Al piano di sotto Ramírez fumava, seduto con i piedi sulla scrivania. Si mise un dito sulle labbra, accennò con il capo alla porta dell’ufficio di Falcón e formulò silenziosamente le parole Virgilio Guzmán.
«Non posso parlare con lei in questo momento, Virgilio», disse Falcón, girando intorno alla sedia di Guzmán e sedendosi sulla poltrona girevole.
«Di che cosa?»
«Di niente.»
«E Alfonso Martínez e Enrique Altozano?»
«Uno è in terapia intensiva e l’altro è scomparso.»
«Enrique Altozano è miracolosamente riapparso stamani», annunciò Guzmán. «Non le sembra uno che abbia avuto il segnale di via libera?»
«Può sembrare qualsiasi cosa a una mente ricca di fantasia.»
«E va bene», ammise Guzmán. «Devo dirle di Miguel Velasco?»
«Lo so già.»
«Sa che cosa?»
«Che era un militare cileno…»
«Un po’ vago.»
«Mi dirà qualcosa che mi aiuti a saperne di più?»
«Le racconterò la storia in breve e poi lei deciderà», propose Guzmán. «Era nato nel 1944, figlio di un macellaio di Santiago. Aveva frequentato l’Università Cattolica ed era stato membro di Patria y Libertad. Sua madre morì nel 1967 di infarto, lui entrò nell’esercito cileno nel 1969. Dopo il colpo di Stato fu trasferito alla polizia segreta, che nel giugno del 1974 sarebbe diventata la DINA. Suo padre, che non gradiva la politica di Allende ma non approvava il colpo di Stato di Pinochet, scomparve nel 1973 e nessuno lo vide più. Durante il servizio nella DINA Miguel divenne uno dei capi inquisitori di Villa Grimaldi e amico personale del responsabile dell’organismo, il colonnello Manuel Contreras.»
«Ho saputo che il biglietto che aveva in mano quando è morto era un graffito sulla parete di una cella di Villa Grimaldi», disse Falcón. «Mi hanno detto che era conosciuto nel MIR come El Salido.»

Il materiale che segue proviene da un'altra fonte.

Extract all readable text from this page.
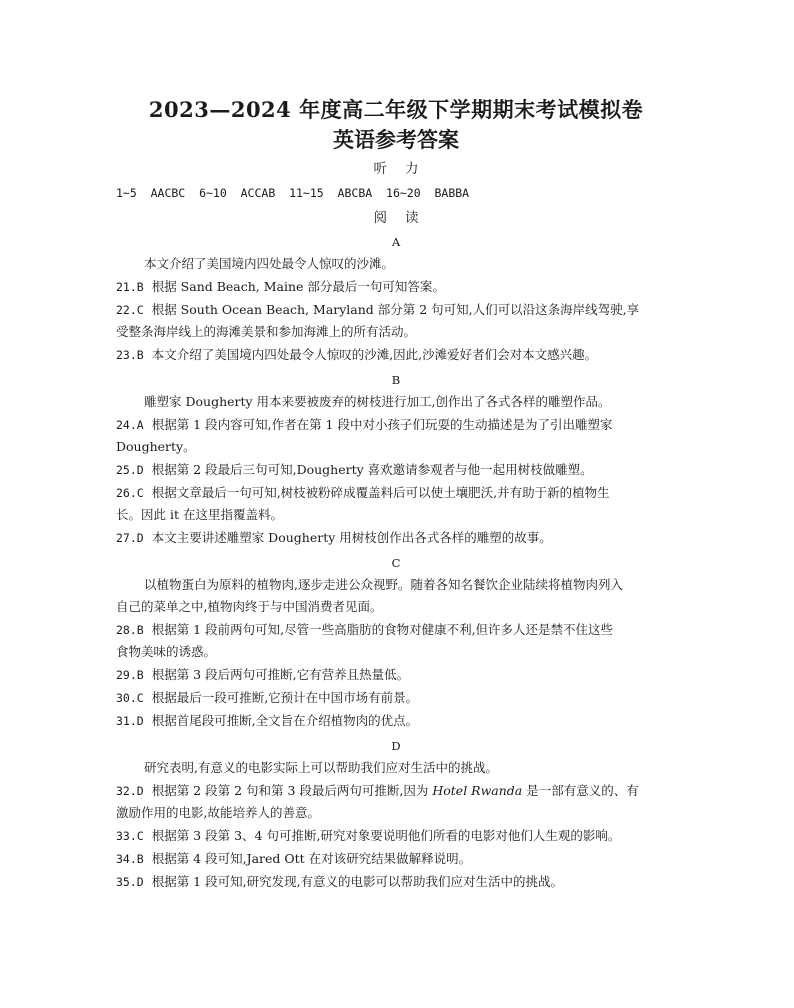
2023—2024 年度高二年级下学期期末考试模拟卷
英语参考答案
听力
1~5  AACBC  6~10  ACCAB  11~15  ABCBA  16~20  BABBA
阅读
A

本文介绍了美国境内四处最令人惊叹的沙滩。

21.B 根据 Sand Beach, Maine 部分最后一句可知答案。

22.C 根据 South Ocean Beach, Maryland 部分第 2 句可知,人们可以沿这条海岸线驾驶,享
受整条海岸线上的海滩美景和参加海滩上的所有活动。

23.B 本文介绍了美国境内四处最令人惊叹的沙滩,因此,沙滩爱好者们会对本文感兴趣。

B

雕塑家 Dougherty 用本来要被废弃的树枝进行加工,创作出了各式各样的雕塑作品。

24.A 根据第 1 段内容可知,作者在第 1 段中对小孩子们玩耍的生动描述是为了引出雕塑家
Dougherty。

25.D 根据第 2 段最后三句可知,Dougherty 喜欢邀请参观者与他一起用树枝做雕塑。

26.C 根据文章最后一句可知,树枝被粉碎成覆盖料后可以使土壤肥沃,并有助于新的植物生
长。因此 it 在这里指覆盖料。

27.D 本文主要讲述雕塑家 Dougherty 用树枝创作出各式各样的雕塑的故事。

C

以植物蛋白为原料的植物肉,逐步走进公众视野。随着各知名餐饮企业陆续将植物肉列入

自己的菜单之中,植物肉终于与中国消费者见面。

28.B 根据第 1 段前两句可知,尽管一些高脂肪的食物对健康不利,但许多人还是禁不住这些
食物美味的诱惑。

29.B 根据第 3 段后两句可推断,它有营养且热量低。

30.C 根据最后一段可推断,它预计在中国市场有前景。

31.D 根据首尾段可推断,全文旨在介绍植物肉的优点。

D

研究表明,有意义的电影实际上可以帮助我们应对生活中的挑战。

32.D 根据第 2 段第 2 句和第 3 段最后两句可推断,因为 Hotel Rwanda 是一部有意义的、有
激励作用的电影,故能培养人的善意。

33.C 根据第 3 段第 3、4 句可推断,研究对象要说明他们所看的电影对他们人生观的影响。

34.B 根据第 4 段可知,Jared Ott 在对该研究结果做解释说明。

35.D 根据第 1 段可知,研究发现,有意义的电影可以帮助我们应对生活中的挑战。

«Forse non le hanno detto della sua attività al Venda Sexy, come chiamavano il centro di tortura al numero 3037 di Calle Irán, nel quartiere Quilín di Santiago. Era anche noto come ‘la discoteca’, per via della musica a tutto volume che ne usciva notte e giorno. Prima di essere trasferito a Villa Grimaldi Miguel Velasco ideò i metodi di tortura che vi furono poi praticati. Costringeva i familiari ad assistere e a prender parte ad atti sessuali tabù come l’incesto e la pedofilia. Talvolta incoraggiava anche i suoi colleghi torturatori a intervenire.»

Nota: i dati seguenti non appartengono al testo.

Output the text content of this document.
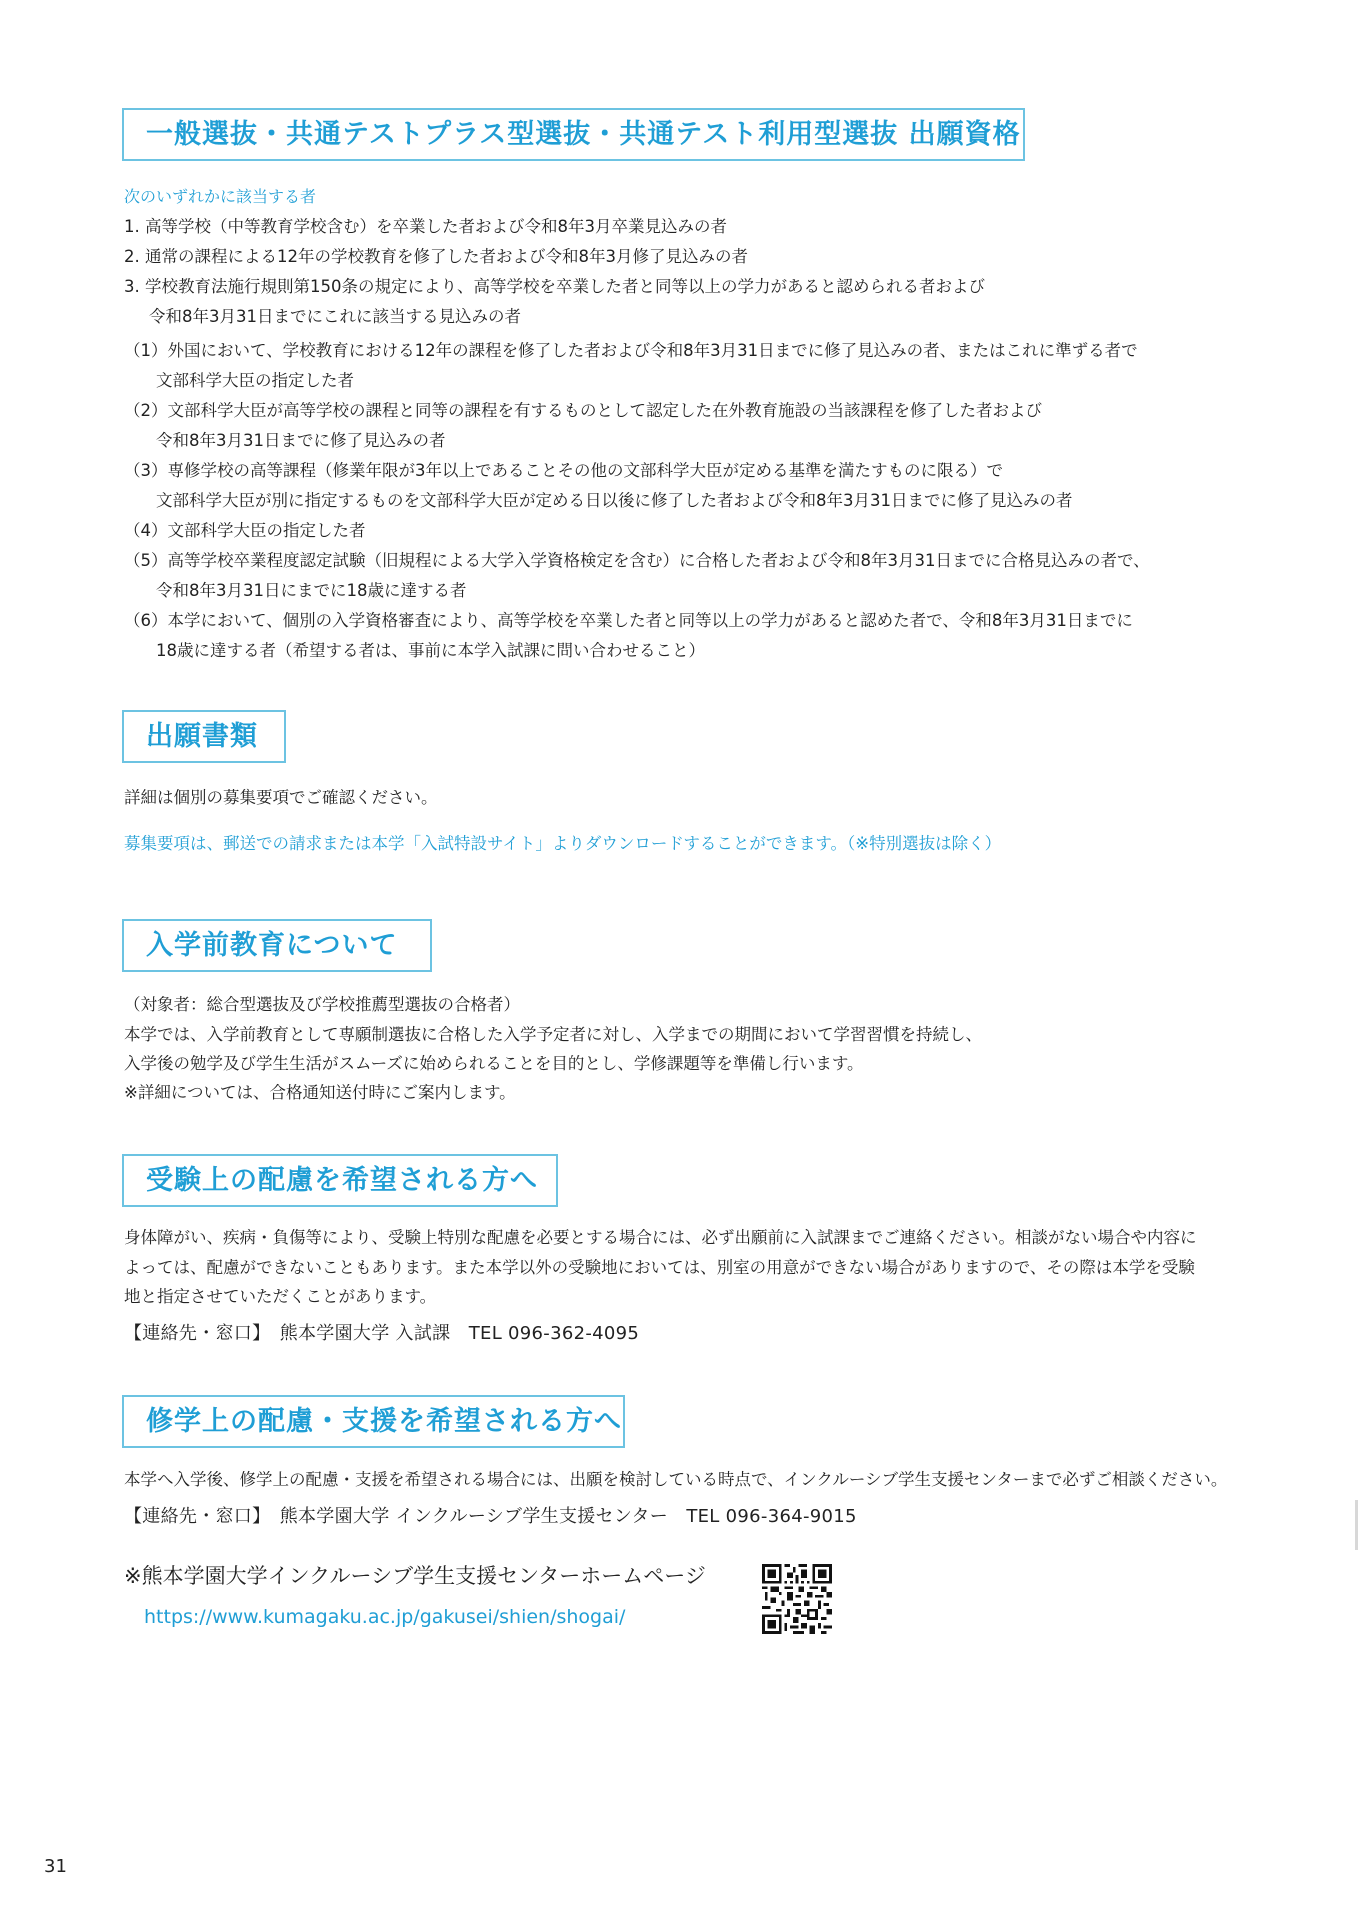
一般選抜・共通テストプラス型選抜・共通テスト利用型選抜 出願資格
次のいずれかに該当する者
1. 高等学校（中等教育学校含む）を卒業した者および令和8年3月卒業見込みの者
2. 通常の課程による12年の学校教育を修了した者および令和8年3月修了見込みの者
3. 学校教育法施行規則第150条の規定により、高等学校を卒業した者と同等以上の学力があると認められる者および
令和8年3月31日までにこれに該当する見込みの者
（1）外国において、学校教育における12年の課程を修了した者および令和8年3月31日までに修了見込みの者、またはこれに準ずる者で
文部科学大臣の指定した者
（2）文部科学大臣が高等学校の課程と同等の課程を有するものとして認定した在外教育施設の当該課程を修了した者および
令和8年3月31日までに修了見込みの者
（3）専修学校の高等課程（修業年限が3年以上であることその他の文部科学大臣が定める基準を満たすものに限る）で
文部科学大臣が別に指定するものを文部科学大臣が定める日以後に修了した者および令和8年3月31日までに修了見込みの者
（4）文部科学大臣の指定した者
（5）高等学校卒業程度認定試験（旧規程による大学入学資格検定を含む）に合格した者および令和8年3月31日までに合格見込みの者で、
令和8年3月31日にまでに18歳に達する者
（6）本学において、個別の入学資格審査により、高等学校を卒業した者と同等以上の学力があると認めた者で、令和8年3月31日までに
18歳に達する者（希望する者は、事前に本学入試課に問い合わせること）
出願書類
詳細は個別の募集要項でご確認ください。
募集要項は、郵送での請求または本学「入試特設サイト」よりダウンロードすることができます。（※特別選抜は除く）
入学前教育について
（対象者：総合型選抜及び学校推薦型選抜の合格者）
本学では、入学前教育として専願制選抜に合格した入学予定者に対し、入学までの期間において学習習慣を持続し、
入学後の勉学及び学生生活がスムーズに始められることを目的とし、学修課題等を準備し行います。
※詳細については、合格通知送付時にご案内します。
受験上の配慮を希望される方へ
身体障がい、疾病・負傷等により、受験上特別な配慮を必要とする場合には、必ず出願前に入試課までご連絡ください。相談がない場合や内容に
よっては、配慮ができないこともあります。また本学以外の受験地においては、別室の用意ができない場合がありますので、その際は本学を受験
地と指定させていただくことがあります。
【連絡先・窓口】　熊本学園大学 入試課　TEL 096-362-4095
修学上の配慮・支援を希望される方へ
本学へ入学後、修学上の配慮・支援を希望される場合には、出願を検討している時点で、インクルーシブ学生支援センターまで必ずご相談ください。
【連絡先・窓口】　熊本学園大学 インクルーシブ学生支援センター　TEL 096-364-9015
※熊本学園大学インクルーシブ学生支援センターホームページ
https://www.kumagaku.ac.jp/gakusei/shien/shogai/
31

«Questo aiuterebbe a spiegare… o meglio, non a spiegare, ma…»
«Mi dica.»
«Finisca la biografia, Virgilio.»
«Era eccezionale negli interrogatori e da Villa Grimaldi fu trasferito in una delle cellule operative dell’Operazione Condor, specializzata in rapimenti, interrogatori e omicidi all’estero. Nel 1978 prese servizio presso l’ambasciata cilena a Stoccolma, dove diresse le operazioni sotto copertura contro la comunità degli espatriati cileni. Verso la fine del 1979 rientrò nell’esercito e si ritiene che abbia ricevuto un addestramento dalla CIA prima di avviare una lucrosa attività ‘droga contro armi’. Il traffico venne alla luce nel 1981 e vi fu un processo, nel corso del quale Velasco testimoniò per l’accusa. Nel 1982 venne inserito in un programma di protezione dei testimoni dal quale scomparve quasi immediatamente.»
«Stoccolma?» domandò Falcón.
«Il primo ministro svedese, Olof Palme, non faceva mistero della sua avversione per il regime di Pinochet e nei giorni che seguirono l’11 settembre del ’73, l’ambasciatore svedese a Santiago, Harald Edelstam, girò per tutta la capitale offrendo asilo politico a chiunque fosse un oppositore del colpo di Stato. E così Stoccolma divenne ovviamente il centro del movimento anti-Pinochet in Europa. A Stoccolma venne insediata una cellula della DINA/CNI, per seguire le operazioni di contrabbando di droga in Europa e per spiare gli espatriati cileni.»